In the final days of 2025, The Los Angeles Times briefly resurrected Hamas spokesperson Abu Obeida (also spelled Abu Ubaida) from the dead.
In a page-one Dec. 30, 2025 article, “Gaza militias key to Israel’s security plans; But some factions’ previous ties to Islamic State are raising alarm bells,” which also appeared online, The Times’ Nabih Bulos reported about Hamas’ confirmation of the loss of top commanders in Israeli strikes months earlier, noting:
Also killed was Abu Ubaida, the masked spokesman last seen in a September speech; the group identified him as Huthaifa Al-Kahlout. Israel previously disclosed his identity in 2023. [Emphasis added.]
Numerous news reports, including an Associated Press article reproduced Aug. 31 in The Los Angeles Times, as well as additional items from that same time published by Reuters, the BBC, and the New York Times, said that the Hamas spokesman was killed in a strike on Aug. 30, 2025, citing Israeli officials and the Israeli military, which issued a statement the next day.
One final September speech after his August death is certainly a curious chronology. A popular figure within the terror organization, Abu Obeida used his famed oratory skills to justify and call for the killing of Jews. But his ability to posthumously deliver a speech would have been a truly unprecedented feat never before achieved even by the most accomplished TED Talk speakers.
Alas, the truth is more mundane. The slain Hamas spokesman’s last speech on camera was in mid-July, not in September after his Aug. 30 death. Abu Obeida used his final 19-minute July speech to thank Yemen’s Houthis for attacking Israel, blame Israeli Prime Minister Benjamin Netanyahu for the absence of a new hostage-prisoner exchange deal, and stress the terrorist organization’s dedication to kill Israeli soldiers. A diligent terror mouthpiece to the very end, Abu Obeida issued his last written statement on Aug. 29, just one day before he was killed.
In response to communication from CAMERA’s Israel office, The Los Angeles Times commendably published a correction Dec. 31, 2025, both online and in print. The correction states:
Gaza militias: An article in the Dec. 30 Section A said that Hamas spokesman Abu Ubaida was last seen in a speech in September. The speech was made in July.
The correction was also appended to the original story on news database Lexis Nexis, ensuring that researchers do not use the incorrect information posed in the article.
Notably, AP’s August story, republished in The Times following the Israeli military’s announcement about the successful strike on Abu Obeida, had noted:
[Abu Obeida’s] statement said the militants would do their best to protect living hostages but warned that they would be in areas of fighting.
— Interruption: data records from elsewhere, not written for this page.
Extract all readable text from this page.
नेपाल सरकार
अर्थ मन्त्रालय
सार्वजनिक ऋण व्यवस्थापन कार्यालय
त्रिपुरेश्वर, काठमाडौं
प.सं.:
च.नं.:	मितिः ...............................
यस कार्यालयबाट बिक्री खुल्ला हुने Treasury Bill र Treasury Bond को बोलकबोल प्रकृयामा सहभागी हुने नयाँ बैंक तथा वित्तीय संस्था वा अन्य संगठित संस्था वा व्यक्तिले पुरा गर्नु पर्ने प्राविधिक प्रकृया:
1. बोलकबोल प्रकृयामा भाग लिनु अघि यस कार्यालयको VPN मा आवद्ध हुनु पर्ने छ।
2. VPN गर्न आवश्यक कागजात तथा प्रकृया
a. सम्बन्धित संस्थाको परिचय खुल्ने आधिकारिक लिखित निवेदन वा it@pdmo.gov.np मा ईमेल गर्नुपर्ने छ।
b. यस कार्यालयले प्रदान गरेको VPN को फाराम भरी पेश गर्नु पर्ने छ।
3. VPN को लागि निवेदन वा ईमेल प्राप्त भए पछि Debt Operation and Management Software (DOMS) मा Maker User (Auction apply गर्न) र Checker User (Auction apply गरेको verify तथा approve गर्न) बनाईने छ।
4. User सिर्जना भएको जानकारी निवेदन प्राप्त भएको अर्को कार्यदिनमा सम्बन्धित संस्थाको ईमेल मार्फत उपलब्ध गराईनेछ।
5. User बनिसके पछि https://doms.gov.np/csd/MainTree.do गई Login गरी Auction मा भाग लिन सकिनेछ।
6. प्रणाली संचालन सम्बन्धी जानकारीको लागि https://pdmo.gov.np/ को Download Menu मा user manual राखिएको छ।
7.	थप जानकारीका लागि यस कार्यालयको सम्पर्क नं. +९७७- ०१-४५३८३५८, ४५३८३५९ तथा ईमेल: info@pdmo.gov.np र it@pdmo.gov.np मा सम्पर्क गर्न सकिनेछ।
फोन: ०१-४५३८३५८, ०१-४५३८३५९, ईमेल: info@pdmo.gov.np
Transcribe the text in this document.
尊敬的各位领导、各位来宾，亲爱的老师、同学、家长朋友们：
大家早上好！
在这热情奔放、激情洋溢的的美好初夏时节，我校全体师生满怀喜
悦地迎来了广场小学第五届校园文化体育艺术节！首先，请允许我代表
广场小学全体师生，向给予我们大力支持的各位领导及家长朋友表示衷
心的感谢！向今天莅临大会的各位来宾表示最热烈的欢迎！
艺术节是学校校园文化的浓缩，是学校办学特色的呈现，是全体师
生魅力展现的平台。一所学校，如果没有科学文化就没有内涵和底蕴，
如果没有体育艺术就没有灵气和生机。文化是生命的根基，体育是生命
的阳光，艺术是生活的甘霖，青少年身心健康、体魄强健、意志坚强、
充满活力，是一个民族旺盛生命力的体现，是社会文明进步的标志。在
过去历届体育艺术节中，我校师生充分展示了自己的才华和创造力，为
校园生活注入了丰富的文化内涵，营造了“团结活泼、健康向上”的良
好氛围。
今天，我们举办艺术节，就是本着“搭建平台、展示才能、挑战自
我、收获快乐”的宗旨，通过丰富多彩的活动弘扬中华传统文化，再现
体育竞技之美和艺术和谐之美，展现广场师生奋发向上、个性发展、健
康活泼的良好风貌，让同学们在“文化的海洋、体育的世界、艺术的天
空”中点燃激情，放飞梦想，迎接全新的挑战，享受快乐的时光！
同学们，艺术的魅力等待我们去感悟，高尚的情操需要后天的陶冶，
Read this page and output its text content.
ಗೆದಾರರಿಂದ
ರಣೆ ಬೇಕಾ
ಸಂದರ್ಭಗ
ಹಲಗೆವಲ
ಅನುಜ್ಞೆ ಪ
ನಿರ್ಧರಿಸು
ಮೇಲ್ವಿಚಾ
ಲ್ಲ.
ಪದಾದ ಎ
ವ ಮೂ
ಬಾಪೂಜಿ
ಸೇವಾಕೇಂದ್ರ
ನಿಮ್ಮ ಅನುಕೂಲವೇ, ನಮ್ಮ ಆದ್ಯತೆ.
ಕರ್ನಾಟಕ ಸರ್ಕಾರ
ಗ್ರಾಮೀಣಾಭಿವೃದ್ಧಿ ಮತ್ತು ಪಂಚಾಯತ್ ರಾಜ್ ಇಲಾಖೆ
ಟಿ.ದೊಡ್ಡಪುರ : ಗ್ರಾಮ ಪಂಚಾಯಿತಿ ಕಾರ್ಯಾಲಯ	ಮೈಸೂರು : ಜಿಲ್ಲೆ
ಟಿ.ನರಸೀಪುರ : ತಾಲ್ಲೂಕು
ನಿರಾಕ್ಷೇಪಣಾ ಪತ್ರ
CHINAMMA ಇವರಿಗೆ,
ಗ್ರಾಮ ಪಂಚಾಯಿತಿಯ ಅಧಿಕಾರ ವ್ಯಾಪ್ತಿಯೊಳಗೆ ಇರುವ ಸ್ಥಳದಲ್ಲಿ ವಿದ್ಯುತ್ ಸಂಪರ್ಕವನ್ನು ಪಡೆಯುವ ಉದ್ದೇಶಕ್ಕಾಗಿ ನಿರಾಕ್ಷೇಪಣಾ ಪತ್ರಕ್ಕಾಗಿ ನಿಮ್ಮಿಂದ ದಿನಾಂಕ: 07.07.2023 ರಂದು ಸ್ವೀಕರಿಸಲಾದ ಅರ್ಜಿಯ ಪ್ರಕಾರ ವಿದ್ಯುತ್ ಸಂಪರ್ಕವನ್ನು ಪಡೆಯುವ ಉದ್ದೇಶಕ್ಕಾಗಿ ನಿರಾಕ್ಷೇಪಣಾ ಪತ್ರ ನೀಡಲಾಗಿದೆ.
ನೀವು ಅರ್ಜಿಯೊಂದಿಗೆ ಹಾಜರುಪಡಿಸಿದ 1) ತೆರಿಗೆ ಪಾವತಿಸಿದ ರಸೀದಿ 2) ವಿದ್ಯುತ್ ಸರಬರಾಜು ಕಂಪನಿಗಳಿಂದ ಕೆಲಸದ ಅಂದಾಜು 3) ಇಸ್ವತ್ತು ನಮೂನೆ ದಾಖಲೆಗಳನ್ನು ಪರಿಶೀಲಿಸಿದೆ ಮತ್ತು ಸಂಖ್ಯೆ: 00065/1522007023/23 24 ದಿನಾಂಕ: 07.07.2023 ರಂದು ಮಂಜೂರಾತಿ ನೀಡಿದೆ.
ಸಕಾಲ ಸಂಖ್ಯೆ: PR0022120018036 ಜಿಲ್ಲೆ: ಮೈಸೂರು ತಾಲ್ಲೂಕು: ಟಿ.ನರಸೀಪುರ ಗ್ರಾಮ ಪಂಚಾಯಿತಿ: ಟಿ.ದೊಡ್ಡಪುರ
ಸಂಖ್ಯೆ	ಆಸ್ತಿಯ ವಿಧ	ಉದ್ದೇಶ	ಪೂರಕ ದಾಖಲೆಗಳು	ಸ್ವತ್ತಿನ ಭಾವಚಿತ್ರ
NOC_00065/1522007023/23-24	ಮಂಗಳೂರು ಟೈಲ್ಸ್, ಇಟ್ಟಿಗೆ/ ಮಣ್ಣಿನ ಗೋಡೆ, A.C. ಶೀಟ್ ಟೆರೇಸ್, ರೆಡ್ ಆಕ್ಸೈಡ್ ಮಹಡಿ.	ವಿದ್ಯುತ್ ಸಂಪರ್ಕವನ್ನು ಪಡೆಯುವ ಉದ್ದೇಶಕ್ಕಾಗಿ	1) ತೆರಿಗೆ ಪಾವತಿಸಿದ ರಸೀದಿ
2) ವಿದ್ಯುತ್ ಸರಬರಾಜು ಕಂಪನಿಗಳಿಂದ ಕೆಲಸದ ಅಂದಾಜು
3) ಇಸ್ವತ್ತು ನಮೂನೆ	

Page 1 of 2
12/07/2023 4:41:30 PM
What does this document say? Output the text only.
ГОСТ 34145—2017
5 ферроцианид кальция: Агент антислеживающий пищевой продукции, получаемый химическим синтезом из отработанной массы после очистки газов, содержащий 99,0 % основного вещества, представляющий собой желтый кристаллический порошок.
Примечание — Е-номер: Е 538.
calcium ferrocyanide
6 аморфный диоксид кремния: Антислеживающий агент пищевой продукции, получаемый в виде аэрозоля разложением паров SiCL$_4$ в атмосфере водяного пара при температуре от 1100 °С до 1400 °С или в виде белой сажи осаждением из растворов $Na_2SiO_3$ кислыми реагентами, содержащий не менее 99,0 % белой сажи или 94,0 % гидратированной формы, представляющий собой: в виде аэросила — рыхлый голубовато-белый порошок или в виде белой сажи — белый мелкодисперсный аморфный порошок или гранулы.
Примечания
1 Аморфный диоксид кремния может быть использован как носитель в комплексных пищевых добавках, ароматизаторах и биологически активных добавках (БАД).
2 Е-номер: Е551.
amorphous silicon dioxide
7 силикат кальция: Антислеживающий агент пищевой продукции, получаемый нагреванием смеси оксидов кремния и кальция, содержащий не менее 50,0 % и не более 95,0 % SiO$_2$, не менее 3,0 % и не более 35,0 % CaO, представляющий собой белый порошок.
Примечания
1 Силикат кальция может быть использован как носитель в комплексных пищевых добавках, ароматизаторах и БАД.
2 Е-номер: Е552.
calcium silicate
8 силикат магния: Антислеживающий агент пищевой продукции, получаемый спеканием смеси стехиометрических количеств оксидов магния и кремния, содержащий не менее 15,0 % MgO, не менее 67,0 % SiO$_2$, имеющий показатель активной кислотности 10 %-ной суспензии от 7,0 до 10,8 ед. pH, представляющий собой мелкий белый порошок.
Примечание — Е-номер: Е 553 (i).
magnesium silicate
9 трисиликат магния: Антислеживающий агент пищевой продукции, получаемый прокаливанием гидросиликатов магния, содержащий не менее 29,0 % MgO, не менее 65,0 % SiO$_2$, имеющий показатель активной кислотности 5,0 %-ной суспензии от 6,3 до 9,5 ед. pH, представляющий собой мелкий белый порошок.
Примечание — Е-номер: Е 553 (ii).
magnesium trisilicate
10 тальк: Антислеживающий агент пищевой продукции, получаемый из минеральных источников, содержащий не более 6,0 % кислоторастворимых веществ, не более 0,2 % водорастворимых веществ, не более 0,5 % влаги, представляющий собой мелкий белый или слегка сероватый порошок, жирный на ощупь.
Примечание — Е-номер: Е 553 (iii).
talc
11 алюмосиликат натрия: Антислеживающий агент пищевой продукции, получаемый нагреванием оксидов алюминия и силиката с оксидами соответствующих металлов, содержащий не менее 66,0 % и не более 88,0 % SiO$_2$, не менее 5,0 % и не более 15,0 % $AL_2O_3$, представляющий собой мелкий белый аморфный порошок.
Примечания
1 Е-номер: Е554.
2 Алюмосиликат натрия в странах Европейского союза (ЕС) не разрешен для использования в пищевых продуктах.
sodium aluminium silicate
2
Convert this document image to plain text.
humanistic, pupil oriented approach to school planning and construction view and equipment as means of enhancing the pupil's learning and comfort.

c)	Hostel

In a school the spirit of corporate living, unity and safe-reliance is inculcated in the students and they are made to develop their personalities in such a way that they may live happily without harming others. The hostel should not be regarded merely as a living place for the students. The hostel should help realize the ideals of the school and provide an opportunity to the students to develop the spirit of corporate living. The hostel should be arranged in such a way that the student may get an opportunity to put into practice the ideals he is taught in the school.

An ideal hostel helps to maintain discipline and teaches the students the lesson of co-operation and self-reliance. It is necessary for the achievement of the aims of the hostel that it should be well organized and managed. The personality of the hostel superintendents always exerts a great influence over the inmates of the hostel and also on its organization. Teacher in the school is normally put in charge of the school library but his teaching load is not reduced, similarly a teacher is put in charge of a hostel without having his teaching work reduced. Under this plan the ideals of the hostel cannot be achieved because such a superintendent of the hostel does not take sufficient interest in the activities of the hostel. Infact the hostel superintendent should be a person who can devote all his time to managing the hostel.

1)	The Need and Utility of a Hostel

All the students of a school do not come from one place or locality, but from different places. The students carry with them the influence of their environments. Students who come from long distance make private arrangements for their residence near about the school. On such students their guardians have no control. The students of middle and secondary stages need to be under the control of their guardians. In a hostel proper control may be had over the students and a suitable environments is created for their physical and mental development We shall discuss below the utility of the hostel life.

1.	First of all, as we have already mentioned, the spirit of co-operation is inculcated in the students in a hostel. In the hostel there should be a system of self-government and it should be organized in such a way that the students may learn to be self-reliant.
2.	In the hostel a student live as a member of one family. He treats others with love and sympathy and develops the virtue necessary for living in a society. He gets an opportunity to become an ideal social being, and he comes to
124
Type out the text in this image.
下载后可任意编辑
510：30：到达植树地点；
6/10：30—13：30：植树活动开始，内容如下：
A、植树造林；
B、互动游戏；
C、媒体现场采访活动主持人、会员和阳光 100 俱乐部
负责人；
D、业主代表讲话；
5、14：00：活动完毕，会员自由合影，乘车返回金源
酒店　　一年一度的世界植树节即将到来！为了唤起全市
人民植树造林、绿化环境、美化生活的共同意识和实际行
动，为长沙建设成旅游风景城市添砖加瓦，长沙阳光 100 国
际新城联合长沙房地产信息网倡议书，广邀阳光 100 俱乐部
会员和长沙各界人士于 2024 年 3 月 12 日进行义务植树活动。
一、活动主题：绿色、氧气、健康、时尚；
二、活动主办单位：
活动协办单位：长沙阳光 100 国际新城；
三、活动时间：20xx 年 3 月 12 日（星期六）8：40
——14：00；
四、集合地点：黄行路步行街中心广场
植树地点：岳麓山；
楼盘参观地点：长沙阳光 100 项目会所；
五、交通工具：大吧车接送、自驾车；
He said the remains of dead hostages would “disappear forever.”
This selective reporting obfuscated the deadly threat in Abu Obeida’s Aug. 29 Telegram statement penned in Hebrew as a direct message to Israel (at left): “Plans to occupy Gaza City will cost the enemy army the blood of its soldiers and will increase the chances of capturing new soldiers, with Allah’s help.”
One day after Abu Obeida busied himself with issuing threats of killing and kidnapping more Israeli soldiers, he himself met his premature end, prompting his immediate replacement by the new “Abu Obeida.”
Following the killing of Abu Obeida, Israeli foreign minister Israel Katz posted on X (formerly Twitter) that the spokesman “was sent to meet all the eliminated members of the axis of evil from Iran, Gaza, Lebanon, and Yemen at the bottom of hell.”
Perhaps he caught a flight departing from Jerusalem’s International Airport to reach his new fiery destination.